I'll strive to be more consistent myself. I must pay more attention to hygrometry. And it seems that the addition of one drop /cm3 of 20% citric, with the paper I use, is adequate only for immediate exposure; otherwise, I may have to look into acidification (sulfamic? I have some left over from the time it was supplied as a de-scaler for kettles).
 
What's the reason behind going with the new cyanotype formula? I haven't tried it myself but also didn't feel it was worth it when I looked at how it's made and read about how picky it is about paper.

Personally I'm still kinda surprised that nobody seems to use the 'blue sheet' formula I found online, as far as I can tell it has a lot of the advantages people are looking for and not many disadvantages. It's simple (exactly the same as classic cyanotype except with potassium ferrocyanide rather than ferricyanide), it exposes 3X faster than classic cyanotype, it gives a really long tonal scale and it doesn't seem to care about buffered paper.

The only downsides are that the print is apparently initially mostly prussian white and it takes a while to oxidise to full density (I assume peroxide could make this happen instantly, but I haven't tried) and possibly the dmax is lower but I don't think by a lot.

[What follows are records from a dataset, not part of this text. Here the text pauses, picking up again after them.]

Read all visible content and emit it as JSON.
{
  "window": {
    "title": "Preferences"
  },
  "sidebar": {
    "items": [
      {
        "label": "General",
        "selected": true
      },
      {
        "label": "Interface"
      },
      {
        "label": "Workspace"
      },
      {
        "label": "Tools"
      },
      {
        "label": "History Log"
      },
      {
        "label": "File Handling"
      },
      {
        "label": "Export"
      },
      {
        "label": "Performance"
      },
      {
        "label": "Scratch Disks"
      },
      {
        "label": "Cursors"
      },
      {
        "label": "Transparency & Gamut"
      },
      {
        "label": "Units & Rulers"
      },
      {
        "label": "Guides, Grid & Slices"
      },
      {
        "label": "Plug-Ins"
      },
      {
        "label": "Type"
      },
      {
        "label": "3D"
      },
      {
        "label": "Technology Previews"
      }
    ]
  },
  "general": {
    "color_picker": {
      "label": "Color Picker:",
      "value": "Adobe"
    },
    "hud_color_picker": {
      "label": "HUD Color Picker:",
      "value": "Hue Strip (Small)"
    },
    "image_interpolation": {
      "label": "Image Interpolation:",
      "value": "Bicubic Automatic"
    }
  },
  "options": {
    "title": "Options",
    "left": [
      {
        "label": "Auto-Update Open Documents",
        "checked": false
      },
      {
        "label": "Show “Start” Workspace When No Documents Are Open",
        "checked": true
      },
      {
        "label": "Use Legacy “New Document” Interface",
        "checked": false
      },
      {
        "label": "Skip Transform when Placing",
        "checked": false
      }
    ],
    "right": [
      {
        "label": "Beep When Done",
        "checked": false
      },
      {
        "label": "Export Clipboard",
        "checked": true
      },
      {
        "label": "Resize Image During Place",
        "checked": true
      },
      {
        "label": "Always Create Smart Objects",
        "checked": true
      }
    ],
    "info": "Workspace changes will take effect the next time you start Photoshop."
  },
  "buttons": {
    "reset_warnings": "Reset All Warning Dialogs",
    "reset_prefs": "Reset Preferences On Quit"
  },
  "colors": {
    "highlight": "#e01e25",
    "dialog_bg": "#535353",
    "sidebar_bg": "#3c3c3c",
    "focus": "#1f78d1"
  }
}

When you mix parts A and B together before coating they immediately react and some prussian blue is formed which stains the paper blue as you brush it on (thus 'blue sheet'), however it still works and the blue washes off during development. I've read that with very rough paper the blue coating might not wash out and leave a stain, however I only use hot-press paper anyway which has always cleared fine. I've found the addition of a small amount of citric acid in the first wash water can make the shadows a bit darker, although too much causes bad staining of the highlights. I also add a few drops of tween 20 into the mix before coating to try to get a bit more loading on the paper, but I don't know if this actually helps.

I've even had really good results toning my prints immediately after developing and partial drying without bleaching and without waiting for the pigment to oxidise.
 
What's the reason behind going with the new cyanotype formula?
Speaking for myself. When I went into cyanotypes, I had to choose classical or new. Since Mike Ware had apparently a significant expertise on the topic, I followed his recommendation. And, I like the deep blue of New Cyanotype. My sensitizing solution of ten years ago was still OK when I used the last cm3 in the tests posted above.

Personally I'm still kinda surprised that nobody seems to use the 'blue sheet' formula I found online, as far as I can tell it has a lot of the advantages people are looking for and not many disadvantages.
Classical, New, Simple; as if that were not enough. How about sharing the make-up, procedure, and results of that "blue sheet" formula?